QUARANTINE: by Peter WestmoreNews Weekly
WTO apple ruling threatens Australian industries
, May 1, 2010
Australia's apple and pear industries have been put at risk by a recent World Trade Organisation (WTO) ruling in favour of Australia importing apples from New Zealand, where the fire blight disease is endemic.
|Fire blight-infected apple fruitlet|
with bacterial ooze
Although Australia has an open-door policy on imports, importing apples from countries affected by fire blight has been prohibited since the 1920s. The new WTO ruling, which overturns this, presents a major challenge to the Rudd Government.
Fire blight is one of the most destructive diseases of apples, pears and related species. It is a bacterial disease which lives in the bark of infected trees. In spring, the bacteria multiply and are transferred to flowers by insects and rain. It infects fruit and new shoots, and is impossible to eradicate.
New Zealand, a large producer of apples, has been trying to get into the Australian market for decades.
Four years ago, Biosecurity Australia gave permission for apple imports from New Zealand, but required that apples be thoroughly disinfected before entry, to prevent fire blight and other diseases coming into Australia. The conditions were such that New Zealand growers found that it was uneconomical to send apples to Australia.

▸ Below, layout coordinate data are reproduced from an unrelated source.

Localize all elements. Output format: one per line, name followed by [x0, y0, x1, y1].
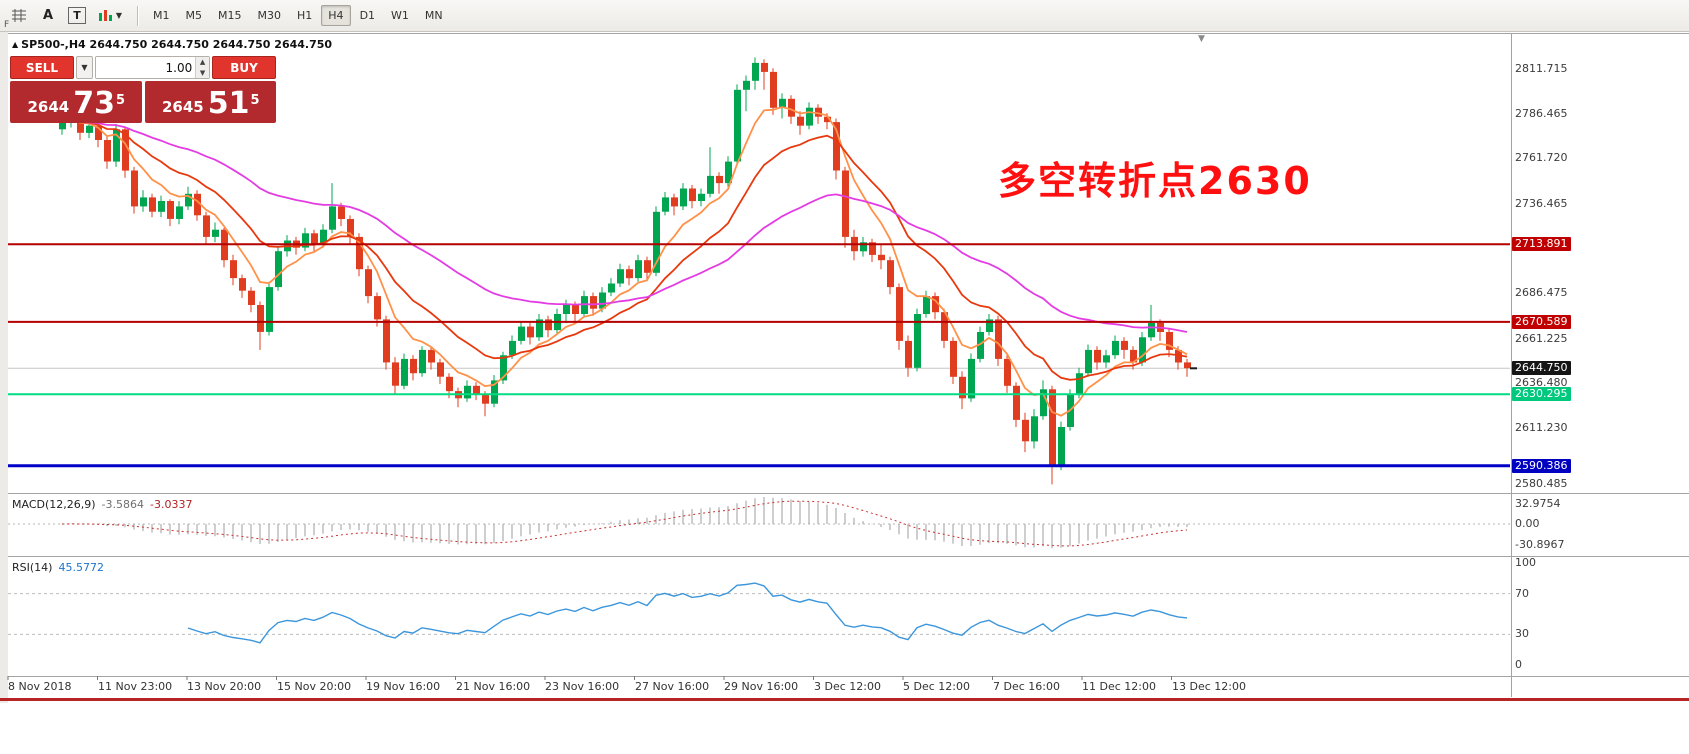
macd-axis-label: 0.00	[1515, 517, 1540, 530]
window-left-edge	[0, 32, 8, 703]
rsi-name: RSI(14)	[12, 561, 53, 574]
text-label-tool-glyph: T	[68, 7, 86, 24]
collapse-arrow-icon[interactable]: ▲	[12, 40, 19, 49]
indicators-icon	[98, 9, 112, 21]
rsi-axis-label: 30	[1515, 627, 1529, 640]
chevron-down-icon: ▼	[81, 63, 88, 72]
buy-price-pipette: 5	[250, 93, 260, 108]
rsi-indicator-label: RSI(14) 45.5772	[12, 561, 104, 574]
grid-icon[interactable]	[6, 5, 32, 27]
timeframe-button-m5[interactable]: M5	[185, 9, 203, 22]
moving-averages-layer	[61, 106, 1188, 417]
text-annotation-tool[interactable]: A	[42, 8, 54, 23]
volume-dropdown-button[interactable]: ▼	[76, 56, 93, 79]
price-axis-label-green: 2630.295	[1512, 387, 1571, 401]
macd-axis-label: -30.8967	[1515, 538, 1565, 551]
price-axis-label: 2636.480	[1515, 376, 1568, 389]
volume-input[interactable]	[96, 57, 196, 78]
timeframe-group: M1 M5 M15 M30 H1 H4 D1 W1 MN	[146, 5, 452, 26]
timeframe-button-m1[interactable]: M1	[153, 9, 170, 22]
price-axis-label-red: 2713.891	[1512, 237, 1571, 251]
trade-controls-row: SELL ▼ ▲ ▼ BUY	[10, 56, 276, 79]
trade-prices-row: 2644 73 5 2645 51 5	[10, 81, 276, 123]
chart-annotation-text[interactable]: 多空转折点2630	[998, 159, 1312, 203]
macd-indicator-label: MACD(12,26,9) -3.5864 -3.0337	[12, 498, 192, 511]
volume-increase-button[interactable]: ▲	[196, 57, 209, 68]
grid-icon-glyph	[12, 8, 26, 22]
text-label-tool[interactable]: T	[64, 5, 90, 27]
chart-top-border	[8, 33, 1689, 34]
buy-price-display[interactable]: 2645 51 5	[144, 81, 276, 123]
rsi-axis-label: 70	[1515, 587, 1529, 600]
macd-signal-value: -3.0337	[150, 498, 193, 511]
rsi-axis-label: 100	[1515, 556, 1536, 569]
sell-price-pips: 73	[73, 86, 115, 121]
chart-shift-marker[interactable]: ▼	[1198, 34, 1205, 44]
macd-layer	[8, 497, 1510, 549]
macd-axis-label: 32.9754	[1515, 497, 1561, 510]
timeframe-button-m30[interactable]: M30	[257, 9, 282, 22]
price-axis-label-current: 2644.750	[1512, 361, 1571, 375]
sell-button[interactable]: SELL	[10, 56, 74, 79]
price-axis-label: 2811.715	[1515, 62, 1568, 75]
timeframe-button-mn[interactable]: MN	[424, 9, 443, 22]
sell-price-display[interactable]: 2644 73 5	[10, 81, 142, 123]
window-bottom-line	[0, 698, 1689, 701]
timeframe-button-w1[interactable]: W1	[391, 9, 409, 22]
timeframe-button-h1[interactable]: H1	[297, 9, 313, 22]
toolbar: A T ▼ M1 M5 M15 M30 H1 H4 D1 W1 MN	[0, 0, 1689, 32]
docked-panel-label: F	[4, 20, 10, 30]
buy-button[interactable]: BUY	[212, 56, 276, 79]
volume-spinner: ▲ ▼	[195, 57, 209, 78]
price-axis-label: 2580.485	[1515, 477, 1568, 490]
price-axis-label: 2736.465	[1515, 197, 1568, 210]
volume-field: ▲ ▼	[95, 56, 210, 79]
price-axis-label: 2611.230	[1515, 421, 1568, 434]
time-ticks-layer	[7, 676, 1172, 680]
chevron-down-icon: ▼	[115, 11, 123, 20]
indicators-button[interactable]: ▼	[93, 5, 127, 27]
sell-price-pipette: 5	[115, 93, 126, 108]
time-axis-border	[8, 676, 1689, 677]
volume-decrease-button[interactable]: ▼	[196, 67, 209, 78]
rsi-value: 45.5772	[58, 561, 104, 574]
rsi-panel-separator[interactable]	[8, 556, 1689, 557]
buy-price-pips: 51	[207, 86, 250, 121]
sell-price-integer: 2644	[27, 98, 70, 116]
price-axis-label: 2661.225	[1515, 332, 1568, 345]
timeframe-button-m15[interactable]: M15	[218, 9, 242, 22]
price-axis-label-red: 2670.589	[1512, 315, 1571, 329]
price-axis-label: 2761.720	[1515, 151, 1568, 164]
macd-panel-separator[interactable]	[8, 493, 1689, 494]
price-axis-label: 2686.475	[1515, 286, 1568, 299]
price-axis[interactable]: 2811.715 2786.465 2761.720 2736.465 2713.891…	[1512, 0, 1688, 754]
timeframe-button-d1[interactable]: D1	[359, 9, 376, 22]
rsi-axis-label: 0	[1515, 658, 1522, 671]
toolbar-separator	[137, 5, 139, 26]
buy-price-integer: 2645	[161, 98, 204, 116]
ohlc-text: SP500-,H4 2644.750 2644.750 2644.750 264…	[21, 38, 333, 51]
price-axis-label: 2786.465	[1515, 107, 1568, 120]
price-axis-border	[1511, 33, 1512, 697]
rsi-layer	[8, 582, 1510, 644]
symbol-ohlc-header: ▲ SP500-,H4 2644.750 2644.750 2644.750 26…	[12, 38, 332, 51]
level-lines-layer	[8, 243, 1510, 468]
timeframe-button-h4[interactable]: H4	[321, 5, 351, 26]
macd-name: MACD(12,26,9)	[12, 498, 96, 511]
price-axis-label-blue: 2590.386	[1512, 459, 1571, 473]
macd-main-value: -3.5864	[101, 498, 145, 511]
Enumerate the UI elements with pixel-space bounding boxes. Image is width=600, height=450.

Subsequently, New Zealand lodged a complaint with the WTO, claiming that the restrictions were not designed to prevent disease, but to stop imports. This followed a successful campaign by the United States against Japan in the early 1990s, which resulted in a WTO ruling against Japan's stringent requirements on imports of apples.
The US claimed that mature apples, which did not show symptoms of fire blight, were not carriers of the bacteria.
The Japanese Government fought the WTO ruling, but faced with successive rulings and the threat of trade sanctions by the US, backed down in 1995. Japan still requires that imported apples be given chemical treatment for codling moth.
Despite strong evidence presented to it, the WTO ruled that Australia's phytosanitary requirements were still unnecessarily strict, and directed that they be substantially relaxed.
Perhaps more worrying than the lower standards applying to New Zealand is that the two largest apple-producers in the world, China and the United States, have both expressed a desire to export apples to Australia.
With free access to Japan, the United States is poised to enter the Australian apple market.
China, which has become one of the largest exporters of fresh fruit and vegetables to Australia, will not be far behind. Both the United States and China have applied to export apples to Australia.
Australia already imports more fruit and vegetables than it exports. It imported $826 million worth in the second half of 2009, while it exported $749 million. (The Australian
, February 12, 2010).
China's share of imports more than doubled to $110 million in the four years to 2008-9, and now includes fresh garlic and peas, as well as frozen vegetables.
Biosecurity Australia, the government body responsible for import risk assessment, has already conditionally approved entry of apples from the United States and China.
Last October, Biosecurity Australia issued a draft report on the import of apples from the Pacific north-west of the United States. It permits the import of apples on conditions similar to those which applied to New Zealand in 2004.
In March, it approved the import of apples from China, subject to approved quarantine measures being put in place. Growers expect Chinese apples could arrive in Australia before the end of the year.
Australian apple and pear growers are appalled that Biosecurity Australia will permit the import of apples from the United States and China.
In a statement released after the US import risk assessment (IRA) was released, its national body, Apple & Pear Australia (APAL), said that "the draft IRA contains a number of serious inadequacies and severely underestimates the risks posed by the entry, spread and establishment of a number of pests, most particularly fire blight, but also of apple curculio, apple maggot and spotted wing drosophila."
It added, "Biosecurity Australia has failed to incorporate current scientific knowledge about the way in which these pests and diseases present, survive, transfer and establish."
It also said that the method of risk assessment used by Biosecurity Australia "is calibrated to a significantly smaller number of pests than is considered in the draft IRA. An underestimation of the risks posed by pests … also implies that the risk management measures proposed by Biosecurity Australia are inappropriate."
If the Australian Government accepts the WTO ruling, it will logically have to lower the entry standards to apples from the United States and China as well. If it rejects the WTO ruling, it will have room for further appeal; but if it refuses to give ground, Australia will be liable to retaliatory sanctions by New Zealand.
If the Rudd Government relents and permits the import of apples from countries with fire blight, it will undoubtedly hit the local industry hard, and could even kill it.